Combining technology with sustainability enables researchers to protect the planet while fine-tuning machine-based processes. The latest computer hardware doesn’t have to be energy-intensive to work well.

Similarly, resource conservation efforts often receive a necessary boost from tech innovations. The technologies will only improve with time, and 2020 guarantees to be a prominent year for GreenTech.

1. Autonomous Greenhouses

Artificial intelligence rules more than the science industry — it’s quickly spreading through the agricultural sector. Self-sufficient greenhouses use AI tech to operate independently and sustain vertical farming systems.

Algorithms replace — or complement — human reasoning, testing computers’ abilities to make rational decisions. Will they know how much fertilizer or water to use? Do they understand why different plants need various types of sunlight exposure?

Intelligent yield predictor systems are a significant component of what researchers call digital farming. Machines must gauge when vegetables are ripe enough to pick or leave on the branch. This tech could encourage a breakthrough in how industrial farms operate concerning efficiency and accuracy.

Teams at Microsoft created the Sonoma Project to test how well remote-controlled greenhouses can raise crops. They used technologies like pattern recognition and robotics for identifying crop irregularities and harvesting ripened vegetables. Their data revealed the autonomous system had a 17% higher yield than human growers. This experiment shows AI-led agriculture is a viable contender for conventional methods.

2. Mobile Software

Cloud computing systems store files and programs on a remote server instead of a physical computer. Users can access their information from anywhere — at home or on vacation. They can host data on multiple servers and share it with colleagues, friends or bosses. Cloud computing technology is convenient, but it’s also sustainable.

Employees use their computers for most of the day and leave the machines on even when they’re away. A typical desktop monitor uses 280 kWh per year, which is a lot of power to waste when nobody is using the computer. Combined with an energy-intensive server, a business can quickly rack up expensive electricity bills. 

Replacing physical servers with cloud-based substitutes diminishes the need to access information from one source. More users will employ electronics like phones and tablets to view data, which lowers costs. Employees won’t need to print as many documents either, which combats deforestation and paper waste.

3. Fuel Cell Car Batteries

Fuel cells are carbon-neutral alternatives for diesel- and gasoline-powered car batteries. Electric cars don’t directly contribute to GHG pollution because they have no gas tanks or tailpipes. Most of them operate on lithium-ion power units, though some also use fuel cells. These devices only produce electricity, water and heat when they receive fuel — which is often pure hydrogen.

Green energy experts classify them by the electrolytes they use, which dictate the applications they suit best. Examples include alkaline, solid oxide and direct methanol.
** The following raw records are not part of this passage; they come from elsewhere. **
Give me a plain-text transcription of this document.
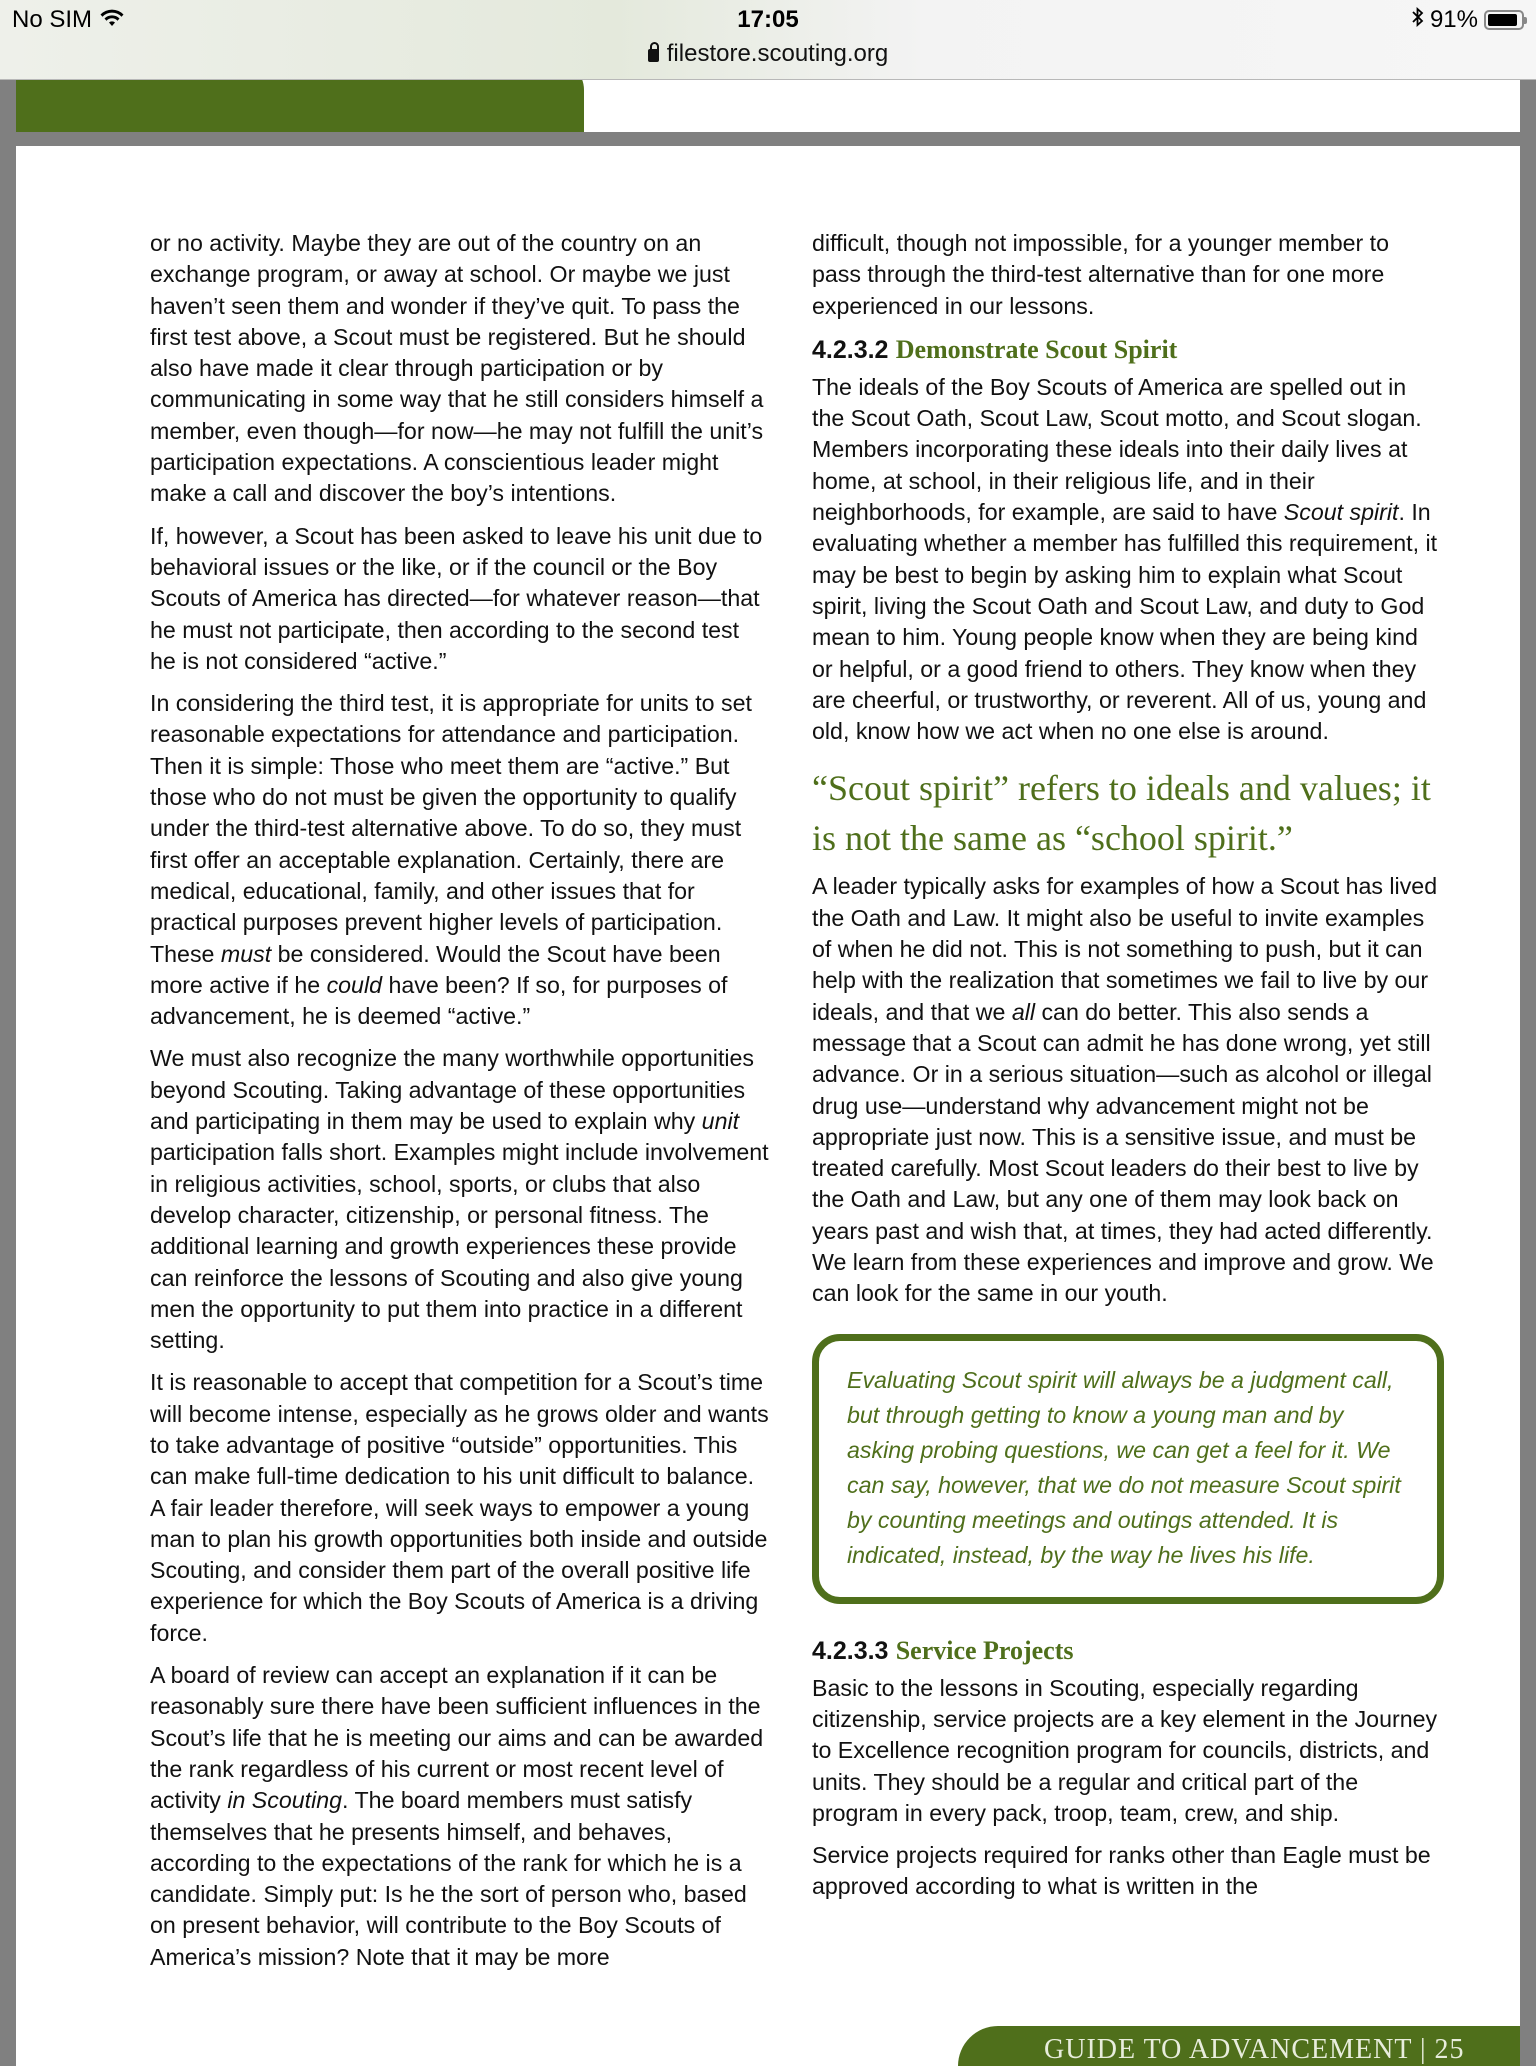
No SIM	17:05	91%
filestore.scouting.org

or no activity. Maybe they are out of the country on an exchange program, or away at school. Or maybe we just haven’t seen them and wonder if they’ve quit. To pass the first test above, a Scout must be registered. But he should also have made it clear through participation or by communicating in some way that he still considers himself a member, even though—for now—he may not fulfill the unit’s participation expectations. A conscientious leader might make a call and discover the boy’s intentions.

If, however, a Scout has been asked to leave his unit due to behavioral issues or the like, or if the council or the Boy Scouts of America has directed—for whatever reason—that he must not participate, then according to the second test he is not considered “active.”

In considering the third test, it is appropriate for units to set reasonable expectations for attendance and participation. Then it is simple: Those who meet them are “active.” But those who do not must be given the opportunity to qualify under the third-test alternative above. To do so, they must first offer an acceptable explanation. Certainly, there are medical, educational, family, and other issues that for practical purposes prevent higher levels of participation. These must be considered. Would the Scout have been more active if he could have been? If so, for purposes of advancement, he is deemed “active.”

We must also recognize the many worthwhile opportunities beyond Scouting. Taking advantage of these opportunities and participating in them may be used to explain why unit participation falls short. Examples might include involvement in religious activities, school, sports, or clubs that also develop character, citizenship, or personal fitness. The additional learning and growth experiences these provide can reinforce the lessons of Scouting and also give young men the opportunity to put them into practice in a different setting.

It is reasonable to accept that competition for a Scout’s time will become intense, especially as he grows older and wants to take advantage of positive “outside” opportunities. This can make full-time dedication to his unit difficult to balance. A fair leader therefore, will seek ways to empower a young man to plan his growth opportunities both inside and outside Scouting, and consider them part of the overall positive life experience for which the Boy Scouts of America is a driving force.

A board of review can accept an explanation if it can be reasonably sure there have been sufficient influences in the Scout’s life that he is meeting our aims and can be awarded the rank regardless of his current or most recent level of activity in Scouting. The board members must satisfy themselves that he presents himself, and behaves, according to the expectations of the rank for which he is a candidate. Simply put: Is he the sort of person who, based on present behavior, will contribute to the Boy Scouts of America’s mission? Note that it may be more

difficult, though not impossible, for a younger member to pass through the third-test alternative than for one more experienced in our lessons.

4.2.3.2 Demonstrate Scout Spirit

The ideals of the Boy Scouts of America are spelled out in the Scout Oath, Scout Law, Scout motto, and Scout slogan. Members incorporating these ideals into their daily lives at home, at school, in their religious life, and in their neighborhoods, for example, are said to have Scout spirit. In evaluating whether a member has fulfilled this requirement, it may be best to begin by asking him to explain what Scout spirit, living the Scout Oath and Scout Law, and duty to God mean to him. Young people know when they are being kind or helpful, or a good friend to others. They know when they are cheerful, or trustworthy, or reverent. All of us, young and old, know how we act when no one else is around.

“Scout spirit” refers to ideals and values; it is not the same as “school spirit.”

A leader typically asks for examples of how a Scout has lived the Oath and Law. It might also be useful to invite examples of when he did not. This is not something to push, but it can help with the realization that sometimes we fail to live by our ideals, and that we all can do better. This also sends a message that a Scout can admit he has done wrong, yet still advance. Or in a serious situation—such as alcohol or illegal drug use—understand why advancement might not be appropriate just now. This is a sensitive issue, and must be treated carefully. Most Scout leaders do their best to live by the Oath and Law, but any one of them may look back on years past and wish that, at times, they had acted differently. We learn from these experiences and improve and grow. We can look for the same in our youth.

Evaluating Scout spirit will always be a judgment call, but through getting to know a young man and by asking probing questions, we can get a feel for it. We can say, however, that we do not measure Scout spirit by counting meetings and outings attended. It is indicated, instead, by the way he lives his life.
4.2.3.3 Service Projects

Basic to the lessons in Scouting, especially regarding citizenship, service projects are a key element in the Journey to Excellence recognition program for councils, districts, and units. They should be a regular and critical part of the program in every pack, troop, team, crew, and ship.

Service projects required for ranks other than Eagle must be approved according to what is written in the

GUIDE TO ADVANCEMENT | 25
Manufacturers install polymer electrolyte membrane cells in passenger vehicles because of their fast start-up times and high power densities. Hydrogen-powered tram-buses are hitting the roads in France, while Honda has upgraded their 2020 Clarity Fuel Cell vehicle for better performance.

Reducing the number of gas-guzzling cars on the road will significantly improve pollution rates across the country. Transportation accounted for 29% of GHG emissions in 2017, with 59% of this consisting of light-duty vehicles.

4. DER Technologies

Distributed energy resources are small-scale electricity facilities located close to the end-users. Standard examples consist of microgrids, solar PV and energy storage batteries. These components offer fast and efficient ways to obtain energy compared to large plants or high-voltage lines. Green electricity and DER often go hand in hand because of their energy-saving qualities. 

Consumers can independently power their homes using wind turbines or solar panels, forsaking the energy grid for cleaner alternatives. They also receive higher-quality utility services for less money and fewer GHG emissions.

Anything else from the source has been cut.